2 asır boyunca gizlenen altın heykel, 2010 yılında Bangkok’taki Traimit Tapınağı’nda sergileniyor. 18 karat altından yapılan Altın Buda, yaklaşık 70 yıldır dünyanın en büyük som altın heykeli olarak kazayla kazandığı rekoru hala elinde tutuyor.

Dünyanın en hayırlı kuşu

MALTA KARTALI

Hani yazının başında anlatmıştık ya; bazı iyiler için en güzel tasvir Altın Kalpli oluşudur diye. İşte bu konuda Altın Kartal yani nam-ı diğer Malta Kartalı’ndan bahsetmezsek olmaz. Kimilerine göre “en değerli heykel” olarak bilinen eser Ron Shore tarafından farkındalık yaratmak adına meme kanserini önleme, erken teşhis ve tedavi araştırmalarını finanse amacıyla 25 milyon dolar toplamak için düzenlenen bir kampanyanın sonucu ortaya çıktı. The World’s Greatest Treasure Hunt: Quest for the Golden Eagle kitabının teması olarak yaratılan heykel, Kanadalı heykeltıraş Kevin Peters tarafından yapılan eserin tamamlanması tamı tamına 4 bin saat sürdü.

5 milyon dolarlık bir fiyat etiketi ile satışa sunulan heykelden elde edilecek para araştırmalara, hayır kurumlara verilmek üzere vitrine çıktı. Altın Kartal 8.6 kilogramlık ağırlığıyla 18 ayar altından yapıldı. 763 elmasın en dikkat çeken kısmı ise kartalın gözlerindeki 1.1 karat uyumlu armut biçimli elmastı.  

Science World British Columbia’ya göre Altın Kartal, “Fabergé yumurtasının Eski Dünya işçiliğini çağrıştıran bir hazine” olarak tasarlandı. 30 Mayıs 2016’da heykelin sahibi olan Ron Shore, bir konserden sonra arabasına doğru yürürken saldırıya uğradı. Hırsız, Ron Shore’un çantasını alıp kaçtı. Çantada Malta Kartalı da bulunuyordu. Heykelin günümüzdeki değerinin 6.8 milyon dolar olduğu tahmin ediliyor. Bu arada heykele bakanların aklına Malta’dan öte ABD’nin sembolü olan kartal gelebilir. Ama gökyüzünün hakimi olan bu kuşun binlerce yıl önce Anadolu’da, Mısır’da hatta Aztek uygarlığında devletlerin en sık kullandığı amblem olduğunu biliniyor.

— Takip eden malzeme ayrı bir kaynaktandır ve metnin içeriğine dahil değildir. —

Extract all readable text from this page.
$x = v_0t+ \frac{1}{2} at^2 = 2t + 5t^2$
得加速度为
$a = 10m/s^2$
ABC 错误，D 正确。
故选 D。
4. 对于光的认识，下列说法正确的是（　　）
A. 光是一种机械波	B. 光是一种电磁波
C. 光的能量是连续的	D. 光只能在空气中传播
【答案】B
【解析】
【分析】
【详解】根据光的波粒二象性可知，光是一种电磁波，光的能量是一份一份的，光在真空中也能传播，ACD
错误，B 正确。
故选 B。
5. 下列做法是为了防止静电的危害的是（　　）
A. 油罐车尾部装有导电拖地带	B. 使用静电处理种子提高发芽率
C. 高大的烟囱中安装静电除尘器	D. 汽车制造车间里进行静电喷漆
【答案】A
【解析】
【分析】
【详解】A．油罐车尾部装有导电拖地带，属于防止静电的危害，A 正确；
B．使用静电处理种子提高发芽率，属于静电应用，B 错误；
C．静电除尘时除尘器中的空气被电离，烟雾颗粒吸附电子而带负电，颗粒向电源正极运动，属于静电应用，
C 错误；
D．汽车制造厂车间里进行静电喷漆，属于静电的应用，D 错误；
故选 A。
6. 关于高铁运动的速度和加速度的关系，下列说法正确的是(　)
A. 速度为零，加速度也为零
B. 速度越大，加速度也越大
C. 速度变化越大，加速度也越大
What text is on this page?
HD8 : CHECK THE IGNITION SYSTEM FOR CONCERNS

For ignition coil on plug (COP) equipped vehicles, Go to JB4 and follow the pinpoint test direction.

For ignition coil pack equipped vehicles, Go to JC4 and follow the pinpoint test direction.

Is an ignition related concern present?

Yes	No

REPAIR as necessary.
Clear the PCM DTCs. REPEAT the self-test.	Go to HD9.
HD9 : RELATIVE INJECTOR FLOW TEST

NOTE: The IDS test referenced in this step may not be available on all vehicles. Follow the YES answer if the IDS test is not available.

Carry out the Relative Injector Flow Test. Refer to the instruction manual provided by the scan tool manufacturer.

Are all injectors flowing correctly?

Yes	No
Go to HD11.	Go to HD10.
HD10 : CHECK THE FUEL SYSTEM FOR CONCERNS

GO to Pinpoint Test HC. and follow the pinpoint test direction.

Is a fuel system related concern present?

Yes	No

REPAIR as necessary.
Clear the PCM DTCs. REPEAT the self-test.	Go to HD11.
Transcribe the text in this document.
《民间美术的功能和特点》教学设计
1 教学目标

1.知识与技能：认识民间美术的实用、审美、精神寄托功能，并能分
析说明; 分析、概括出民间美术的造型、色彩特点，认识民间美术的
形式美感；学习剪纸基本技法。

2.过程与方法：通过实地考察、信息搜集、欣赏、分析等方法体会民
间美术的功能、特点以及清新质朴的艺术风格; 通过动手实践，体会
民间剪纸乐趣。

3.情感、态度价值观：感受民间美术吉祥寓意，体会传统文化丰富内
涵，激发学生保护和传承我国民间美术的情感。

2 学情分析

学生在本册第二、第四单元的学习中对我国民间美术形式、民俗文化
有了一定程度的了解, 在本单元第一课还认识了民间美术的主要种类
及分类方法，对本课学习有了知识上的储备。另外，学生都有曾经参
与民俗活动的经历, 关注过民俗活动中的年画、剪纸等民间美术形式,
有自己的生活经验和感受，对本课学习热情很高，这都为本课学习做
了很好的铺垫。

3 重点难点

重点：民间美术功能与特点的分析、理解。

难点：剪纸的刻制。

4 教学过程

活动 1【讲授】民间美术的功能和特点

Dünyanın en değerli yumurtaları

FABERGE 

Nisan ayında İslam dünyası Ramazan Bayramı’nı, Hristiyanlar ise  Paskalya Bayramı’nı kutladı. Paskalya denilince aklıma ilk gelen de yumurtalar oluyor nedense. Adına şarkılar, filmler yapılan paskalya yumurtaları arasında en bilineni ise Faberge Yumurtaları.

Faberge yumurtaları, sanat dünyasında ve popüler kültürde bir kült statüsü kazanmıştır. Sergilerde, filmlerde, dizilerde, belgesellerde, çizgi filmlerde, yayınlarda ve haberlerde yer alarak merak uyandırmaya devam ediyorlar. Romanov hanedanının ve Rus İmparatorluğu’nun ihtişamının, gücünün ve zenginliğinin sembolleri, avlanmak, çalmak vb. için paha biçilmez hazineler haline geldiler.

Ahtapot (1983), Bay Belvedere (1985), Hırsızlar Arasında Aşk (1987), Die For (1994), The Simpsons (1995), The Order (2001), Ocean’s Twelve (2004), Thick as Thieves (2009), Peaky Blinders (2013), Game Night (2018). Daha onlarca filmin konusu veya aksesuarı olan bu yumurtalar dünyanın da en değerlisi.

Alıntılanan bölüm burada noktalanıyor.